Сказочные мотивы в “Подвиге” тесно связаны с характером героя: Мартын Эдельвейс, романтически настроенный юноша, с детства очарован миром сказок и рыцарских легенд.

“...Приключения Артуровых рыцарей, — та сладкая минута, когда юноша, племянник, быть может, сэра Тристрама, в первый раз надевает по частям блестящие выпуклые латы и едет на свой первый поединок; и какие-то далекие, круглые острова, на которые смотрит с берега девушка в развевающихся одеждах, держащая на кисти сокола в клобучке, и Синбад, в красном платке, с золотым кольцом в ухе, и морской змей, зелеными шинами торчащий из воды до самого горизонта, и ребенок, нашедший место, где конец радуги уткнулся в землю...” (с.114).

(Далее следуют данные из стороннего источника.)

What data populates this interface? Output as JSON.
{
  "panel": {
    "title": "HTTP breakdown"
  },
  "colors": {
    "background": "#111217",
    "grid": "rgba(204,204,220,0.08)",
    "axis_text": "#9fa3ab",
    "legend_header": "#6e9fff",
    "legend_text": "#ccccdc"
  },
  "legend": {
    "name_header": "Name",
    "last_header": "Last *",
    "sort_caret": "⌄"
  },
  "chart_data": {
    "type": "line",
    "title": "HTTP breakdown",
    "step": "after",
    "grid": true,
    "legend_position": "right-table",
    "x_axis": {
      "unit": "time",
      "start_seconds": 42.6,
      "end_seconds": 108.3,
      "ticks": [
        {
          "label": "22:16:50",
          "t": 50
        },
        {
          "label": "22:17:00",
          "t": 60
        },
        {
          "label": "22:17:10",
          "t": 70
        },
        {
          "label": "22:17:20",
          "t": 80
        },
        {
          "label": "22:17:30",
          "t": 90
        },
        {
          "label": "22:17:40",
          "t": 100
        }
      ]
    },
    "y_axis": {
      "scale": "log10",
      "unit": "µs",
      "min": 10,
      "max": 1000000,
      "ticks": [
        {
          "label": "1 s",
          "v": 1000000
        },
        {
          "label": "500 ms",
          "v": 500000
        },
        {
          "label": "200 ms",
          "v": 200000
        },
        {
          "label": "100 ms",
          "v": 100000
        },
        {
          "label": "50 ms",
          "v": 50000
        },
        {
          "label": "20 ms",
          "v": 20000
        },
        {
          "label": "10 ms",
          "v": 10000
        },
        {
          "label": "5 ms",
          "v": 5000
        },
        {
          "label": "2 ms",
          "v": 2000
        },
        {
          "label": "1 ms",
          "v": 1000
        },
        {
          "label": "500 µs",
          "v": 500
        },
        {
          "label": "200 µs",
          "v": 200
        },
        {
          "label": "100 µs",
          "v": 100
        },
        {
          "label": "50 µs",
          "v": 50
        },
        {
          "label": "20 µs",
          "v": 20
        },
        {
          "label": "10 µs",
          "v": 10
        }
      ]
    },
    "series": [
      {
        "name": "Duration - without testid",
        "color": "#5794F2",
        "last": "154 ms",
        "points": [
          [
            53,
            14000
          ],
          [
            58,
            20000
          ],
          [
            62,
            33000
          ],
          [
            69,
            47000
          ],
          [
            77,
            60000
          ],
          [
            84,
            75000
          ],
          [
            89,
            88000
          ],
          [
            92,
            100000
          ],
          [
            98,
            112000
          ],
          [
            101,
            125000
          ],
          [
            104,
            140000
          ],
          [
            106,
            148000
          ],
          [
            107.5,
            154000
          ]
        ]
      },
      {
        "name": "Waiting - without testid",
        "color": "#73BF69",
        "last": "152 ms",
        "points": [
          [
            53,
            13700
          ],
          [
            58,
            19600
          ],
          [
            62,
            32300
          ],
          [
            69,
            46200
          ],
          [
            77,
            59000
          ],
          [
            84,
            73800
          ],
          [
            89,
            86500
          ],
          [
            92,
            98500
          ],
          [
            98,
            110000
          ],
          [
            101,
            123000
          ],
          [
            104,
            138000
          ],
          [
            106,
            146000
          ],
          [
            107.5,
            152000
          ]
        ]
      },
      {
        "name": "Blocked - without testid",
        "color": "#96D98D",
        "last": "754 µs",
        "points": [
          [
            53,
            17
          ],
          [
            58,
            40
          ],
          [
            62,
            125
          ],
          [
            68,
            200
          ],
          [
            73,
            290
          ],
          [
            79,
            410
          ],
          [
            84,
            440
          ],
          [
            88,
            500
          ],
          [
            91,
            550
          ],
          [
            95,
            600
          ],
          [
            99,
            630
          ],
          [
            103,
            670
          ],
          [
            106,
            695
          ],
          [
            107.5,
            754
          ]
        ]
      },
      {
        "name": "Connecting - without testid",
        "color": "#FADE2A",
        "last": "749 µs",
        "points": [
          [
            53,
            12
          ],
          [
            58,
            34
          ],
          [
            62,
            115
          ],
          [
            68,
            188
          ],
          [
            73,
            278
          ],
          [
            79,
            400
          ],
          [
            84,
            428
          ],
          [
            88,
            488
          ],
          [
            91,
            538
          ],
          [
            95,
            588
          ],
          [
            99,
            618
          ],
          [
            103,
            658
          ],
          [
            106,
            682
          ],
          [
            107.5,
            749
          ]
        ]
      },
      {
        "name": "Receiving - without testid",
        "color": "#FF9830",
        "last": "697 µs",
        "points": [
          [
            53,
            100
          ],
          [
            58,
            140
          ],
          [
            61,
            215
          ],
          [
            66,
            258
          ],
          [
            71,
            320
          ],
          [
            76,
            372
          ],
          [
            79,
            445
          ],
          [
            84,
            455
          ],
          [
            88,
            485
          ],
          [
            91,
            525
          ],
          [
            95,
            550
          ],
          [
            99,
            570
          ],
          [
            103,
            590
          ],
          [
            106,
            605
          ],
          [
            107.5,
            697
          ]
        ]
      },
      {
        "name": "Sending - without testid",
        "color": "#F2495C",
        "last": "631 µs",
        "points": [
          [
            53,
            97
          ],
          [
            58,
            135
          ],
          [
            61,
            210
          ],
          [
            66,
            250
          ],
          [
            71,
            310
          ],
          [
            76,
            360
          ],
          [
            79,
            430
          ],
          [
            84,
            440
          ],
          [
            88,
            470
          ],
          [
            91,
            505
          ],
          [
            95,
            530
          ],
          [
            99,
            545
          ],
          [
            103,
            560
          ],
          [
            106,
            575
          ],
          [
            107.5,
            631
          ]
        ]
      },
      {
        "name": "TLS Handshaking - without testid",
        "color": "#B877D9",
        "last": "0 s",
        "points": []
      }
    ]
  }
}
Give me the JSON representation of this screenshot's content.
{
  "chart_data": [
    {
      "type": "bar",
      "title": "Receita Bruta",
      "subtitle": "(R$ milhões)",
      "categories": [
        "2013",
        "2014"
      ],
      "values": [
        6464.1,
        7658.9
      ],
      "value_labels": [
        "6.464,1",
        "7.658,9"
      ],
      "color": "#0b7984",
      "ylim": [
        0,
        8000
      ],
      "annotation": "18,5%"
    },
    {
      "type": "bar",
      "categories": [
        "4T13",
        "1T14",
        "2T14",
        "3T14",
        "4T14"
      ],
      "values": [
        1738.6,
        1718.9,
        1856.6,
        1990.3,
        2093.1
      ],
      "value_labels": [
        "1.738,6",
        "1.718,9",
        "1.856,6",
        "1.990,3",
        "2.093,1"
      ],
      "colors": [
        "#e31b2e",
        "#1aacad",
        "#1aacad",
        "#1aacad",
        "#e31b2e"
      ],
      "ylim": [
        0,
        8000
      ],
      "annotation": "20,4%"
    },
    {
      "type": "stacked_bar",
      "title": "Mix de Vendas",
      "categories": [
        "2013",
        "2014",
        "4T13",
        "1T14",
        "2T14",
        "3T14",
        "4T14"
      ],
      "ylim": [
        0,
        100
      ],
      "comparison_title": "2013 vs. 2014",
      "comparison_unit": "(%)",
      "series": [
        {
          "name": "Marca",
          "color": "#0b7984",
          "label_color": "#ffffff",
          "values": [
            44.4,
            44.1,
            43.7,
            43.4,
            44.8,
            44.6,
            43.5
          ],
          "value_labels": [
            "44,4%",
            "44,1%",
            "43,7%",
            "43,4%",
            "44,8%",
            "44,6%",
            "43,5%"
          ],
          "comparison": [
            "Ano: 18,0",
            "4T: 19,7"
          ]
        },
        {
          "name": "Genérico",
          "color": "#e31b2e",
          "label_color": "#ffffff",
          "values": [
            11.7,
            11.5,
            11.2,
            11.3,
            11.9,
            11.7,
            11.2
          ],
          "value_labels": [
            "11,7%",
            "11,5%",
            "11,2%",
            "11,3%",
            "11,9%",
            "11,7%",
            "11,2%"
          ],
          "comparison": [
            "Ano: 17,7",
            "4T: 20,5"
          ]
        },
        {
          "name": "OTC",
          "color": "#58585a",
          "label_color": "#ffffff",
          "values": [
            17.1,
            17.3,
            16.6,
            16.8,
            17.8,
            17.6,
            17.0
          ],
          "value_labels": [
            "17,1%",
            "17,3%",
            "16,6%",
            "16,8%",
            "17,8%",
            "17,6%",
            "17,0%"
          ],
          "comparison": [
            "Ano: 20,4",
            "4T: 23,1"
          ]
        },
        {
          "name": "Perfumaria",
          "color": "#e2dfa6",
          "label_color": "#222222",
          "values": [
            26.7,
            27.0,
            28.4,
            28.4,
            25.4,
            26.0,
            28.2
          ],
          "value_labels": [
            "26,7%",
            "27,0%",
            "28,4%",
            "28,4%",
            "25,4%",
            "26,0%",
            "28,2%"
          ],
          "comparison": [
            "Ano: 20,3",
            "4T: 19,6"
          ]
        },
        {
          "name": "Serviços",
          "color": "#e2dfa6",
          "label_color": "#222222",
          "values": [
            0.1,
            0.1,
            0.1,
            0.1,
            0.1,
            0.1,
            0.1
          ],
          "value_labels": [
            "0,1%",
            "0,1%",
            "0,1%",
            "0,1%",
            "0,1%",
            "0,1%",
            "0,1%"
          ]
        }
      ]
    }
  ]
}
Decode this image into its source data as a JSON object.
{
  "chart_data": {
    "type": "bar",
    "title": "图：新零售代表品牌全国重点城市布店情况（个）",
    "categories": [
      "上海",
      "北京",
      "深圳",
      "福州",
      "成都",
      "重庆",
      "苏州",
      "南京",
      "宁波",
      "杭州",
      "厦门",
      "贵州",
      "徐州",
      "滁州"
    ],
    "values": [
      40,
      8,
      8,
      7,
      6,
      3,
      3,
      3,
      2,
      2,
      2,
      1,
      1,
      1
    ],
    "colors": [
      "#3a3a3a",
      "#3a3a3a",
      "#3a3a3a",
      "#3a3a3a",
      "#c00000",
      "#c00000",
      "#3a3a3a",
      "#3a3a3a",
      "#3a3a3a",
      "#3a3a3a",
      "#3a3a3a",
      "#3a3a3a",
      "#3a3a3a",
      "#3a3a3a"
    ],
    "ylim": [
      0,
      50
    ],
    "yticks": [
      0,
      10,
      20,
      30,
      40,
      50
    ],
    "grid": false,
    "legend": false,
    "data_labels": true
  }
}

Когда Мартын взрослеет, эти прекрасные образы украшают и преображают нелепые события его повседневной жизни; он непрерывно преобразует реальность в сказку. Так происходит, например, во время его бегства из России, когда у него начинается (первый в жизни) роман с пошловатой поэтессой-декаденткой по имени Алла Черносвитова. В какой-то день, когда Мартын с нею встречается, небо покрывается дымкой, “как бывает покрыта листом папиросной бумаги необыкновенно яркая, глянцевая картина на заглавной странице дорогого издания сказок” (с.141). По ходу их отношений Мартыну время от времени доводится, под покровом сказочной дымки, видеть реальную Аллу, но он отказывается принять то, что видит. Вместо этого он “снова опустил дымку, сквозь которую краски приобретали таинственную прелесть” (с.144). Другими словами, по-настоящему Мартын живет лишь в мире волшебных сказок, порожденном его фантазией; все, происходящее в нелепом окружающем мире, было нечто другое, “столь же похожее на подлинную жизнь, которой он жил в мечтах, сколь похож бессвязный сон на цельную и полновесную действительность” (с.123).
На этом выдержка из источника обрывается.